Convoy Inc. will be “closing down its core business operations,” the company’s employees were starkly told Thursday, roughly one day after its fate was suddenly and publicly thrown into doubt.
In the letter from the Seattle-based digital brokerage’s CEO and co-founder Dan Lewis that followed a companywide phone call, there was no suggestion that Convoy was about to see its digital brokerage operations snatched up by another suitor, as the rumor mill had churned out several names Wednesday. The company will retain a small team that will not only wind down existing operations but “handle … future strategic options.” Beyond that, every other employee was let go.
“We spent over 4 months exhausting all viable strategic options for the business,” Lewis wrote. “However, none of the options ultimately materialized into anything sufficient to keep the company going in its then current form.”
Later in the letter, Lewis added: “Following an exhaustive process, spanning many, many months during which we explored all viable strategic options for the business, the result is where we are today. Convoy is closing the doors on its current core business operations and exploring and evaluating strategic options for what might come next.”
The ultimate blame for the collapse, according to Lewis, is that Convoy found itself in “the middle of a massive freight recession and a contraction in the capital markets. This combination ultimately crushed our progress at the same time that it was crushing our logical strategic acquirer — it was the perfect storm.”
But it wasn’t just the “logical strategic acquirer,” according to Lewis. There has been a drop in merger and acquisition activity in the logistics sector and “most of the logical strategic acquirers of Convoy are also suffering from the freight market collapse, making the deal doing that much harder.”
The identity of the “logical strategic acquirer” was not revealed. But multiple reports did say C.H. Robinson (NASDAQ: CHRW) was in advanced talks about an acquisition of Convoy. C.H. Robinson’s prior CEO, Bob Biesterfeld, was ousted at the start of the year reportedly because of a lagging performance of its technology to compete with digital brokerages like Convoy. C.H. Robinson certainly has undergone “crushing” times: Its stock is down about 10.5% in the last year and about 15% in the last three months. It was trading midday Thursday at about $83, well down from a 52-week high from early February of $108.05.
C.H. Robinson declined comment on any acquisition discussions with Convoy.
Lewis’ letter pulled no punches. “We moved all business levers possible,” he wrote. “But we were running up the down escalator … and it kept speeding up. So despite your excellent work on our product and service innovation, extensive revenue driving efforts, and the painful and sweeping cost cuts you have had to endure, it was still not enough to get us into the financial position necessary to withstand the increasing pressures of the industry, without the need for outside funding.”

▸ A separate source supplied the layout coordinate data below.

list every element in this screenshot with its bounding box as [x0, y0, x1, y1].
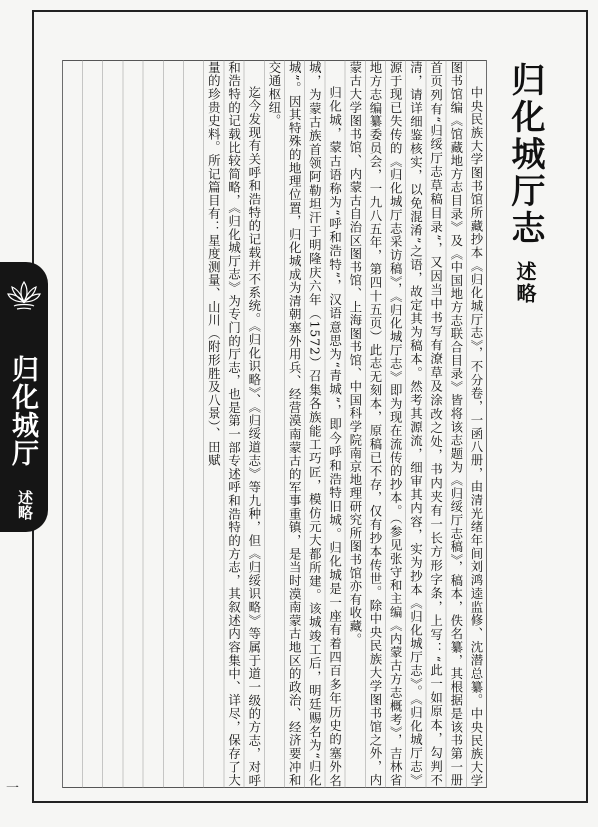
side-tab-subtitle: 述略 — [16, 490, 34, 520]
title-text: 归化城厅志 — [505, 62, 545, 247]
page-number: 一 — [6, 781, 20, 796]
paragraph-1: 中央民族大学图书馆所藏抄本《归化城厅志》，不分卷，一函八册，由清光绪年间刘鸿逵监修、沈潜总纂。中央民族大学图书馆编《馆藏地方志目录》及《中国地方志联合目录》皆将该志题为《归绥厅志稿》，稿本，佚名纂，其根据是该书第一册首页列有“归绥厅志草稿目录”，又因当中书写有潦草及涂改之处，书内夹有一长方形字条，上写：“此一如原本，勾判不清，请详细鉴核实，以免混淆”之语，故定其为稿本。然考其源流，细审其内容，实为抄本《归化城厅志》。《归化城厅志》源于现已失传的《归化城厅志采访稿》，《归化城厅志》即为现在流传的抄本。（参见张守和主编《内蒙古方志概考》，吉林省地方志编纂委员会，一九八五年，第四十五页）此志无刻本，原稿已不存，仅有抄本传世。除中央民族大学图书馆之外，内蒙古大学图书馆、内蒙古自治区图书馆、上海图书馆、中国科学院南京地理研究所图书馆亦有收藏。 — [347, 61, 484, 787]
paragraph-2: 归化城，蒙古语称为“呼和浩特”，汉语意思为“青城”，即今呼和浩特旧城。归化城是一座有着四百多年历史的塞外名城，为蒙古族首领阿勒坦汗于明隆庆六年（1572）召集各族能工巧匠，模仿元大都所建。该城竣工后，明廷赐名为“归化城”。因其特殊的地理位置，归化城成为清朝塞外用兵、经营漠南蒙古的军事重镇，是当时漠南蒙古地区的政治、经济要冲和交通枢纽。 — [266, 61, 343, 787]
lotus-icon — [6, 278, 42, 314]
body-text — [62, 60, 487, 788]
paragraph-3: 迄今发现有关呼和浩特的记载并不系统。《归化识略》、《归绥道志》等九种，但《归绥识略》等属于道一级的方志，对呼和浩特的记载比较简略，《归化城厅志》为专门的厅志，也是第一部专述呼和浩特的方志，其叙述内容集中、详尽，保存了大量的珍贵史料。所记篇目有：星度测量、山川（附形胜及八景）、田赋 — [206, 61, 262, 787]
title-subtitle: 述略 — [513, 261, 537, 305]
page-title — [500, 62, 550, 342]
side-tab-title: 归化城厅 — [7, 355, 38, 467]
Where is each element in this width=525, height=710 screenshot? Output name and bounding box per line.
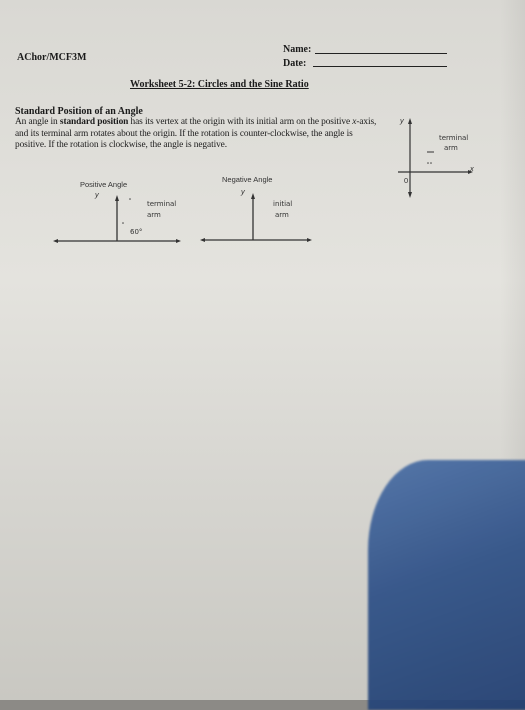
positive-angle-dot [122, 222, 124, 224]
name-label: Name: [283, 44, 312, 55]
course-code: AChor/MCF3M [17, 52, 87, 63]
bold-term: standard position [59, 117, 129, 127]
side-origin-label: 0 [404, 176, 409, 185]
side-arm-label: arm [444, 144, 458, 152]
negative-angle-caption: Negative Angle [222, 175, 273, 184]
negative-y-label: y [241, 187, 245, 196]
side-y-label: y [400, 116, 404, 125]
section-heading: Standard Position of an Angle [15, 106, 143, 117]
hand-shadow [368, 460, 525, 710]
positive-angle-caption: Positive Angle [80, 180, 128, 189]
worksheet-title: Worksheet 5-2: Circles and the Sine Ratio [130, 79, 309, 90]
date-label: Date: [283, 58, 307, 69]
positive-angle-label: 60° [130, 228, 143, 236]
side-terminal-label: terminal [439, 134, 469, 142]
negative-arm-label: arm [275, 211, 289, 219]
positive-terminal-dot [129, 198, 131, 200]
positive-terminal-label: terminal [147, 200, 177, 208]
negative-initial-label: initial [273, 200, 293, 208]
positive-arm-label: arm [147, 211, 161, 219]
definition-paragraph: An angle in standard position has its vertex at the origin with its initial arm on the positive x-axis, and its terminal arm rotates about the origin. If the rotation is counter-clockwise, the angle is positive. If the rotation is clockwise, the angle is negative. [15, 117, 377, 150]
positive-y-label: y [95, 190, 99, 199]
side-x-label: x [470, 164, 474, 173]
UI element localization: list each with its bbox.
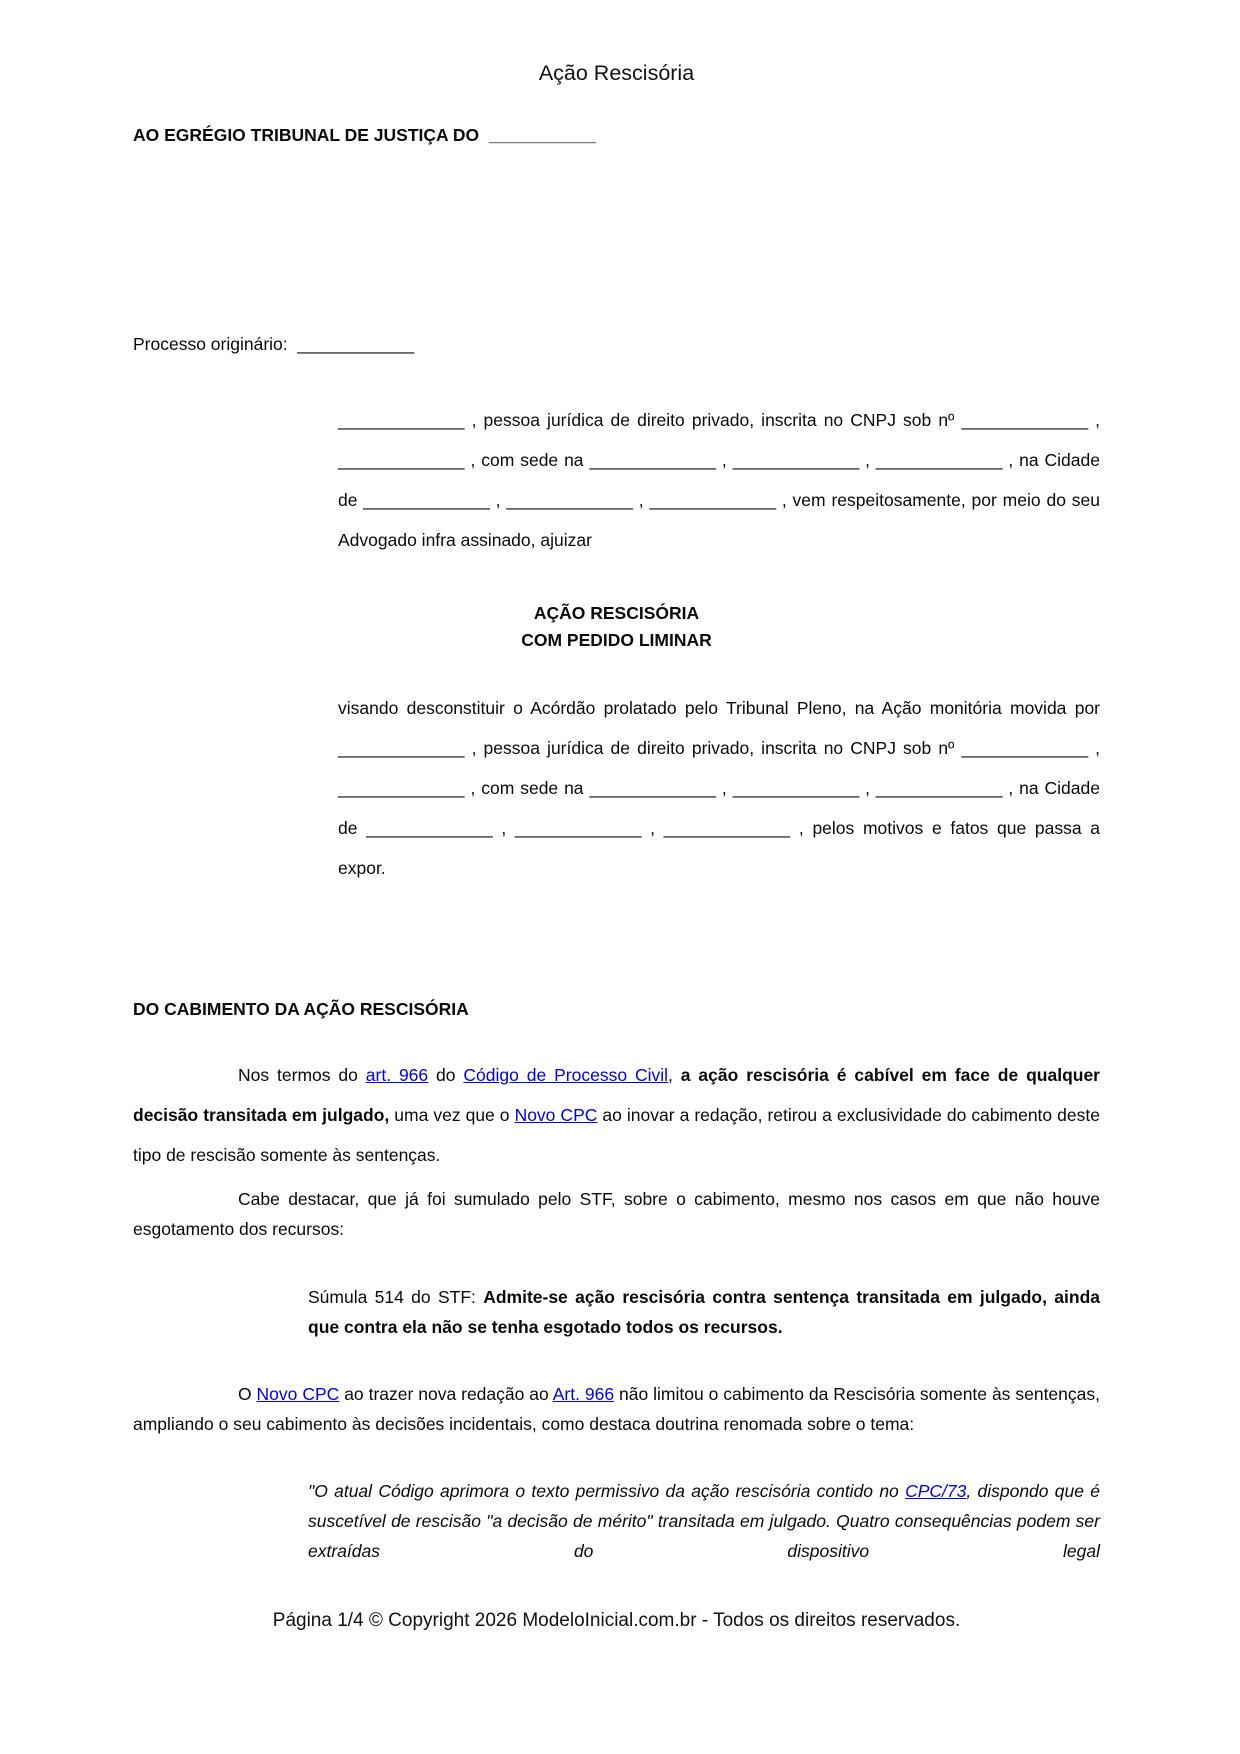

Lewis’ letter praised the company’s workforce several times. This passage was typical: “The work you’ve all done will leave its mark on the freight industry forever. This industry needs to modernize. Shippers want it, carriers want it, and the market wants it. We still believe that this will be the future for this industry.”
He closed the missive by telling his staff, “I think the world of you. You guys rock.”